Installation views of The People’s Court I, Forensic Architecture / Forensis, 36th Bienal de São Paulo © Levi Fanan / Fundação Bienal de São Paulo
The People’s Court I (2025) is the first phase of a planned multi-year investigation into the transatlantic petro-extractivist complex, which occupies lands and communities across the ‘Transatlantic Forest Belt’ – a speculative term for a once-contiguous Pangaean forest, long ago divided into an ‘ecological diaspora’ by plate tectonics. The remains of this tricontinental forest span from the ancient sacred groves of the Niger Delta to the burial groves of Louisiana’s historically enslaved people.
It is well known that European colonists depleted West African cultural and natural resources alongside human populations. But a story less often told is how this historical looting presaged contemporary resource extraction, driving ecological collapse. Forensic Architecture/Forensis offer their visualisation tools to this story, entering through the 1897 sacking of the ‘Forest Kingdom’ of Benin by the British.
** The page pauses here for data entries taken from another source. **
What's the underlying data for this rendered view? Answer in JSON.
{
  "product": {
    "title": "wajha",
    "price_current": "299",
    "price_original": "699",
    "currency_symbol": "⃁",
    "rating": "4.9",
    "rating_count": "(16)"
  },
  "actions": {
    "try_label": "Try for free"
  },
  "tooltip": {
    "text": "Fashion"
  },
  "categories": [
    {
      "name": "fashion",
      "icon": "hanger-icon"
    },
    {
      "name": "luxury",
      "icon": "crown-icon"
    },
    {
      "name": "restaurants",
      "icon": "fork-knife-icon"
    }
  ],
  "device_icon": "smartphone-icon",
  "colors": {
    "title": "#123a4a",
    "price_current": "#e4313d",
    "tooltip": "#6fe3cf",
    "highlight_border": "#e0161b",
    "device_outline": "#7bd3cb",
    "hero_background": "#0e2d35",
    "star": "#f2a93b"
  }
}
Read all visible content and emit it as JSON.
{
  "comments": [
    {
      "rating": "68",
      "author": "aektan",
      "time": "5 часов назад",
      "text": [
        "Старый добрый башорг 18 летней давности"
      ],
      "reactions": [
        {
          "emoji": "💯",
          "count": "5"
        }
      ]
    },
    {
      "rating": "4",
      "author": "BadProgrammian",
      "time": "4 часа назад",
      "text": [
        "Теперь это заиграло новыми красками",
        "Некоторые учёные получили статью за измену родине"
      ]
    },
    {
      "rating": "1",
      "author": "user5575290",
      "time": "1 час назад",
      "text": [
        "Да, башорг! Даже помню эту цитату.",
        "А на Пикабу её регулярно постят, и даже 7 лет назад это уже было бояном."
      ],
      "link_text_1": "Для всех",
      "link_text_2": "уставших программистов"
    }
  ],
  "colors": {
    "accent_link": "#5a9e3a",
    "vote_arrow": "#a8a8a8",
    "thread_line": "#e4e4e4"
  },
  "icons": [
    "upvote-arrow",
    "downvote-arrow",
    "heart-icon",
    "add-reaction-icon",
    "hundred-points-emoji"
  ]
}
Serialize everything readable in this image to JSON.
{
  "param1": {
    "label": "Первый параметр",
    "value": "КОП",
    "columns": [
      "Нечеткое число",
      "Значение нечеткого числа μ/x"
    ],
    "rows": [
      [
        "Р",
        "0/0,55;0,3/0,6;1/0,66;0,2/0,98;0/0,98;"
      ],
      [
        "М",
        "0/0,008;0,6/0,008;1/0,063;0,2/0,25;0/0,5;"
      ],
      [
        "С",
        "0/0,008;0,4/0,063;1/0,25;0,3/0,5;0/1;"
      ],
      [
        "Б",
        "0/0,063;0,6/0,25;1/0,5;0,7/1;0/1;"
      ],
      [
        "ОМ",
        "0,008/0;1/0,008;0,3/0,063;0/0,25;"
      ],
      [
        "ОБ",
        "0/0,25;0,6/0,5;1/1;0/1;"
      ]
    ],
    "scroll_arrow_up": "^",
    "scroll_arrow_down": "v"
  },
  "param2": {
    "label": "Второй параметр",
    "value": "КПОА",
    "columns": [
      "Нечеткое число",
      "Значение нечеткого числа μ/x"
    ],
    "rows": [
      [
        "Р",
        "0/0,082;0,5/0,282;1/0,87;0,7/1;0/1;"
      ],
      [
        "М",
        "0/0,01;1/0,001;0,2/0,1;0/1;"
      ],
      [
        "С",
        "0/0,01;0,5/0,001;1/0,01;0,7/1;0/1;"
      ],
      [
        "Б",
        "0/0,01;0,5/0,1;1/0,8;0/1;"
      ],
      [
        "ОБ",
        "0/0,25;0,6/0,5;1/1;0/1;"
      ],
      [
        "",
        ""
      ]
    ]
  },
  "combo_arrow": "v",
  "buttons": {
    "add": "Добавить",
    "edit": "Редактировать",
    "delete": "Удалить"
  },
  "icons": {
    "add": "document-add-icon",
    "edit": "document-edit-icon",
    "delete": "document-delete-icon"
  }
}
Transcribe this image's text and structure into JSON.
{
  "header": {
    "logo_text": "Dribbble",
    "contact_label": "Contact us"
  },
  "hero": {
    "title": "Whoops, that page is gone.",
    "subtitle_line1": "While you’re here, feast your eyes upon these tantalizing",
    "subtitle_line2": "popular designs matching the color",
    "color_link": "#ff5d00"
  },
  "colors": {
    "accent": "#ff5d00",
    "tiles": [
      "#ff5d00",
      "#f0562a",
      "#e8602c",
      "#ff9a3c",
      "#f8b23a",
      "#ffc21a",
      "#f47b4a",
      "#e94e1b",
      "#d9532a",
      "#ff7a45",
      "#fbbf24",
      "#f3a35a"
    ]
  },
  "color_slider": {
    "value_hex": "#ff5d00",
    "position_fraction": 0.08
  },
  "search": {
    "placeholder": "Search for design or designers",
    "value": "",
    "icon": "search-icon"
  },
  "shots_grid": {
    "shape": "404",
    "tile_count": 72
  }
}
Contesting Western legal contexts in which testimony is an institutionally regulated and circumscribed act, The People’s Court I offers a form of transgenerational testimony that is immersive and emergent, evidentiary and generative. Through live and pre-recorded depositions, witnesses take the stand within evolving digital reconstructions of transatlantic ecologies that have been uprooted and eroded along the ‘continuum of extractivism.’
The People’s Court I (2025) premiered at the 36th Bienal de São Paulo from 6 September 2025 – 11 January 2026.